Ruszniewski Philippe, Ish-Shalom Sofia, Wymenga Machteld, O'Toole Dermot, Arnold Rudolf, Tomassetti Paola, Bax Nigel, Caplin Martyn, Eriksson Barbro, Glaser Benjamin, Ducreux Michel, Lombard-Bohas Catherine, de Herder Wouter W, Delle Fave Gianfranco, Reed Nick, Seitz Jean François, Van Cutsem Eric, Grossman Ashley, Rougier Philippe, Schmidt Wolfgang, Wiedenmann Bertram
Hôpital Beaujon, Clichy, France.
Neuroendocrinology. 2004;80(4):244-51. doi: 10.1159/000082875. Epub 2004 Dec 22.
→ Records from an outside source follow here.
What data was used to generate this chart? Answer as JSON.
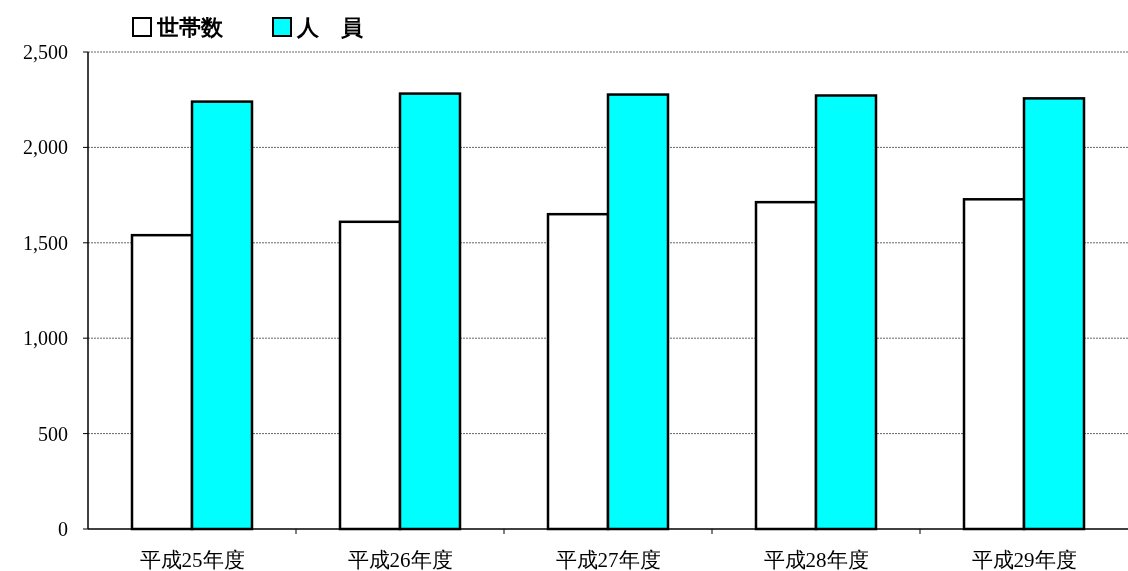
{
  "chart_data": {
    "type": "bar",
    "categories": [
      "平成25年度",
      "平成26年度",
      "平成27年度",
      "平成28年度",
      "平成29年度"
    ],
    "series": [
      {
        "name": "世帯数",
        "color": "#ffffff",
        "values": [
          1540,
          1610,
          1650,
          1713,
          1728
        ]
      },
      {
        "name": "人　員",
        "color": "#00ffff",
        "values": [
          2240,
          2282,
          2277,
          2272,
          2257
        ]
      }
    ],
    "ylim": [
      0,
      2500
    ],
    "yticks": [
      0,
      {
        "value": 500,
        "label": "500"
      },
      {
        "value": 1000,
        "label": "1,000"
      },
      {
        "value": 1500,
        "label": "1,500"
      },
      {
        "value": 2000,
        "label": "2,000"
      },
      {
        "value": 2500,
        "label": "2,500"
      }
    ],
    "grid": "y",
    "legend": "top left"
  }
}
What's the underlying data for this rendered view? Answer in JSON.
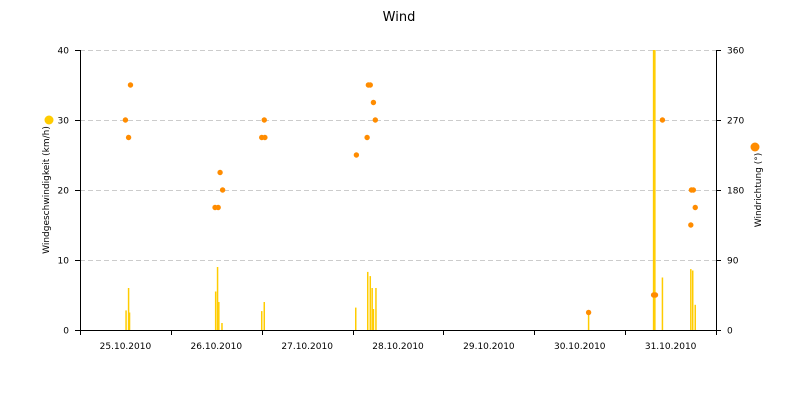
{
  "chart_data": {
    "type": "bar",
    "title": "Wind",
    "ylabel": "Windgeschwindigkeit (km/h)",
    "y2label": "Windrichtung (°)",
    "ylim": [
      0,
      40
    ],
    "y2lim": [
      0,
      360
    ],
    "yticks": [
      0,
      10,
      20,
      30,
      40
    ],
    "y2ticks": [
      0,
      90,
      180,
      270,
      360
    ],
    "xlim": [
      "25.10.2010 00:00",
      "31.10.2010 23:59"
    ],
    "xtick_labels": [
      "25.10.2010",
      "26.10.2010",
      "27.10.2010",
      "28.10.2010",
      "29.10.2010",
      "30.10.2010",
      "31.10.2010"
    ],
    "grid": true,
    "legend": "axis markers (left: speed, right: direction)",
    "colors": {
      "speed": "#ffcc00",
      "direction": "#ff8c00",
      "grid": "#cccccc",
      "axis": "#000000"
    },
    "series": [
      {
        "type": "bar",
        "axis": "left",
        "values": [
          {
            "x": "25.10.2010 12:10",
            "y": 2.8
          },
          {
            "x": "25.10.2010 12:50",
            "y": 6.0
          },
          {
            "x": "25.10.2010 13:05",
            "y": 2.5
          },
          {
            "x": "26.10.2010 11:50",
            "y": 5.5
          },
          {
            "x": "26.10.2010 12:20",
            "y": 9.0
          },
          {
            "x": "26.10.2010 12:40",
            "y": 4.0
          },
          {
            "x": "26.10.2010 13:30",
            "y": 1.0
          },
          {
            "x": "27.10.2010 00:00",
            "y": 2.7
          },
          {
            "x": "27.10.2010 00:40",
            "y": 4.0
          },
          {
            "x": "28.10.2010 00:50",
            "y": 3.2
          },
          {
            "x": "28.10.2010 04:00",
            "y": 8.3
          },
          {
            "x": "28.10.2010 04:40",
            "y": 7.7
          },
          {
            "x": "28.10.2010 05:10",
            "y": 6.0
          },
          {
            "x": "28.10.2010 05:30",
            "y": 3.0
          },
          {
            "x": "28.10.2010 06:10",
            "y": 6.0
          },
          {
            "x": "30.10.2010 14:20",
            "y": 2.5
          },
          {
            "x": "31.10.2010 07:30",
            "y": 40.0
          },
          {
            "x": "31.10.2010 07:50",
            "y": 40.0
          },
          {
            "x": "31.10.2010 09:50",
            "y": 7.5
          },
          {
            "x": "31.10.2010 17:20",
            "y": 8.7
          },
          {
            "x": "31.10.2010 17:50",
            "y": 8.5
          },
          {
            "x": "31.10.2010 18:30",
            "y": 3.6
          }
        ]
      },
      {
        "type": "scatter",
        "axis": "right",
        "values": [
          {
            "x": "25.10.2010 12:00",
            "y": 270
          },
          {
            "x": "25.10.2010 12:50",
            "y": 247.5
          },
          {
            "x": "25.10.2010 13:20",
            "y": 315
          },
          {
            "x": "26.10.2010 11:40",
            "y": 157.5
          },
          {
            "x": "26.10.2010 12:30",
            "y": 157.5
          },
          {
            "x": "26.10.2010 13:00",
            "y": 202.5
          },
          {
            "x": "26.10.2010 13:40",
            "y": 180
          },
          {
            "x": "27.10.2010 00:00",
            "y": 247.5
          },
          {
            "x": "27.10.2010 00:40",
            "y": 270
          },
          {
            "x": "27.10.2010 00:50",
            "y": 247.5
          },
          {
            "x": "28.10.2010 01:00",
            "y": 225
          },
          {
            "x": "28.10.2010 03:50",
            "y": 247.5
          },
          {
            "x": "28.10.2010 04:10",
            "y": 315
          },
          {
            "x": "28.10.2010 04:40",
            "y": 315
          },
          {
            "x": "28.10.2010 05:30",
            "y": 292.5
          },
          {
            "x": "28.10.2010 06:00",
            "y": 270
          },
          {
            "x": "30.10.2010 14:20",
            "y": 22.5
          },
          {
            "x": "31.10.2010 07:30",
            "y": 45
          },
          {
            "x": "31.10.2010 08:00",
            "y": 45
          },
          {
            "x": "31.10.2010 09:50",
            "y": 270
          },
          {
            "x": "31.10.2010 17:20",
            "y": 135
          },
          {
            "x": "31.10.2010 17:30",
            "y": 180
          },
          {
            "x": "31.10.2010 18:00",
            "y": 180
          },
          {
            "x": "31.10.2010 18:30",
            "y": 157.5
          }
        ]
      }
    ]
  }
}
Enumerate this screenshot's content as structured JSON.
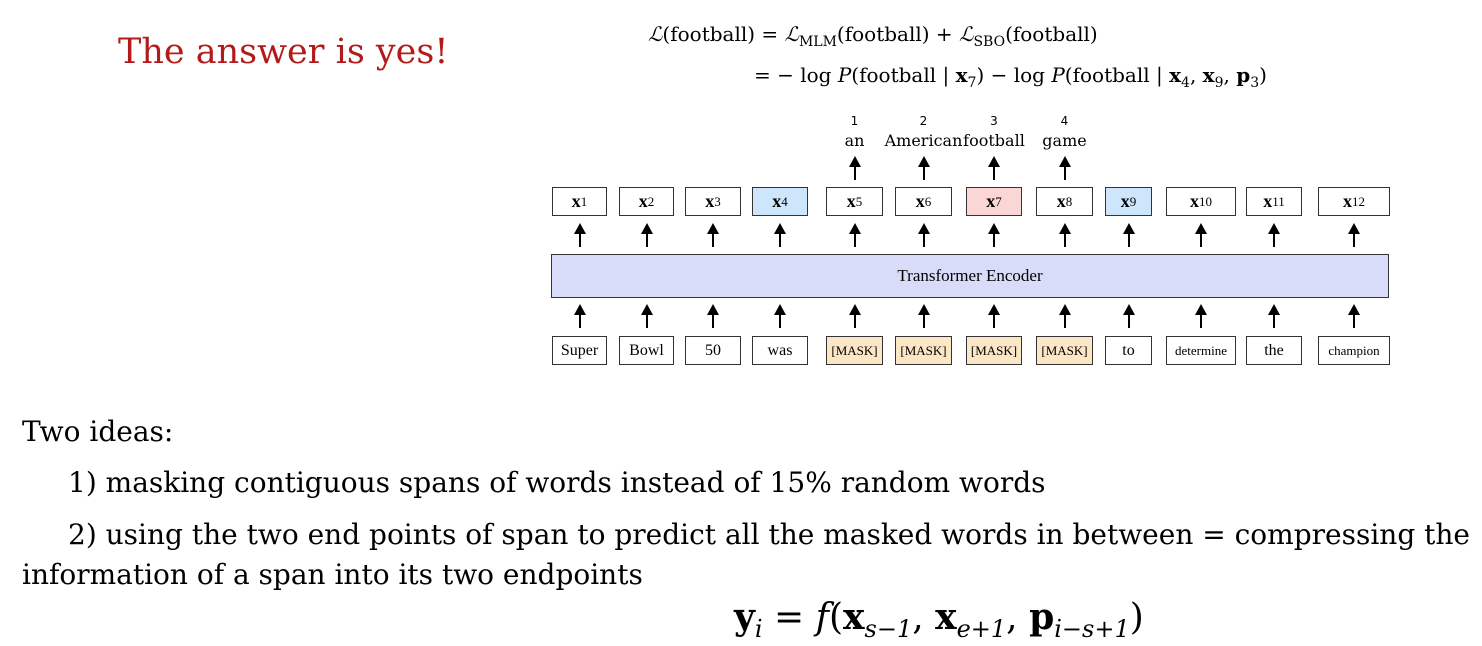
{
  "headline": "The answer is yes!",
  "equation": {
    "line1": {
      "lhs_symbol": "ℒ",
      "lhs_arg": "(football) = ",
      "t1_symbol": "ℒ",
      "t1_sub": "MLM",
      "t1_arg": "(football) + ",
      "t2_symbol": "ℒ",
      "t2_sub": "SBO",
      "t2_arg": "(football)"
    },
    "line2": {
      "p1": "= − log ",
      "P1": "P",
      "arg1a": "(football | ",
      "x7": "x",
      "x7_sub": "7",
      "arg1b": ") − log ",
      "P2": "P",
      "arg2a": "(football | ",
      "x4": "x",
      "x4_sub": "4",
      "c1": ", ",
      "x9": "x",
      "x9_sub": "9",
      "c2": ", ",
      "p3": "p",
      "p3_sub": "3",
      "close": ")"
    }
  },
  "diagram": {
    "outputs": [
      {
        "num": "1",
        "word": "an"
      },
      {
        "num": "2",
        "word": "American"
      },
      {
        "num": "3",
        "word": "football"
      },
      {
        "num": "4",
        "word": "game"
      }
    ],
    "hidden": [
      {
        "base": "x",
        "sub": "1"
      },
      {
        "base": "x",
        "sub": "2"
      },
      {
        "base": "x",
        "sub": "3"
      },
      {
        "base": "x",
        "sub": "4"
      },
      {
        "base": "x",
        "sub": "5"
      },
      {
        "base": "x",
        "sub": "6"
      },
      {
        "base": "x",
        "sub": "7"
      },
      {
        "base": "x",
        "sub": "8"
      },
      {
        "base": "x",
        "sub": "9"
      },
      {
        "base": "x",
        "sub": "10"
      },
      {
        "base": "x",
        "sub": "11"
      },
      {
        "base": "x",
        "sub": "12"
      }
    ],
    "encoder_label": "Transformer Encoder",
    "tokens": [
      "Super",
      "Bowl",
      "50",
      "was",
      "[MASK]",
      "[MASK]",
      "[MASK]",
      "[MASK]",
      "to",
      "determine",
      "the",
      "champion"
    ],
    "colors": {
      "boundary": "#cde6fb",
      "target": "#fad6d6",
      "mask": "#fbe6c6",
      "encoder": "#d9dcf8",
      "headline": "#b31b1b"
    }
  },
  "body": {
    "heading": "Two ideas:",
    "idea1": "1) masking contiguous spans of words instead of 15% random words",
    "idea2_line1": "2) using the two end points of span to predict all the masked words in between = compressing the",
    "idea2_line2": "information of a span into its two endpoints"
  },
  "formula": {
    "y": "y",
    "y_sub": "i",
    "eq": " = ",
    "f": "f",
    "open": "(",
    "x1": "x",
    "x1_sub": "s−1",
    "c1": ", ",
    "x2": "x",
    "x2_sub": "e+1",
    "c2": ", ",
    "p": "p",
    "p_sub": "i−s+1",
    "close": ")"
  }
}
This 6-month, open, non-controlled, multicenter, dose-titration study evaluated the efficacy and safety of 28-day prolonged-release (PR) lanreotide in the treatment of carcinoid syndrome. Eligible patients had a carcinoid tumor with > or =3 stools/day and/or > or =1 moderate/severe flushing episodes/day. Six treatments of 28-day PR lanreotide were administered by deep subcutaneous injection. The dose for the first two injections was 90 mg. Subsequent doses could be titrated (60, 90, 120 mg) according to symptom response. Seventy-one patients were treated. Flushing decreased from a mean of 3.0 at baseline to 2.3 on day 1, and 2.0 on day 2, with a daily mean of 2.1 for the first week post-treatment (p < 0.05). Diarrhea decreased from a mean of 5.0 at baseline to 4.3 on day 1 (p < 0.05), and 4.5 on day 2, with a daily mean of 4.4 for the first week post-treatment (p < 0.001). Symptom frequency decreased further after the second and third injections, and reached a plateau after the fourth injection. By month 6, flushing and diarrhea had significantly decreased from baseline by a mean of 1.3 and 1.1 episodes/day, respectively (both p < or = 0.001); 65% of patients with flushing as the target symptom and 18% of diarrhea-target patients achieved > or =50% reduction from baseline. Median urinary 5-hydroxyindoleacetic acid and chromogranin A levels decreased by 24 and 38%, respectively. Treatment was well tolerated. 28-day PR lanreotide was effective in reducing the symptoms and biochemical markers associated with carcinoid syndrome.
这项为期6个月的开放性、非对照、多中心、剂量滴定研究评估了28天长效(PR)兰瑞肽治疗类癌综合征的疗效和安全性。符合条件的患者患有类癌肿瘤,每天排便≥3次和/或每天有≥1次中度/重度潮红发作。通过深部皮下注射给予6次28天长效兰瑞肽治疗。前两次注射的剂量为90毫克。后续剂量可根据症状反应进行滴定(60、90、120毫克)。71名患者接受了治疗。潮红从基线时的平均3.0次降至第1天的2.3次,第2天的2.0次,治疗后第一周的每日平均次数为2.1次(p<0.05)。腹泻从基线时的平均5.0次降至第1天的4.3次(p<0.05),第2天的4.5次,治疗后第一周的每日平均次数为4.4次(p<0.001)。症状频率在第二次和第三次注射后进一步降低,在第四次注射后达到平台期。到第6个月时,潮红和腹泻分别较基线时显著减少,平均每天减少1.3次和1.1次(均p≤0.001);以潮红为目标症状的患者中有65%以及以腹泻为目标症状的患者中有18%较基线减少≥50%。尿5-羟吲哚乙酸和嗜铬粒蛋白A水平的中位数分别下降了24%和38%。治疗耐受性良好。28天长效兰瑞肽可有效减轻与类癌综合征相关的症状和生化指标。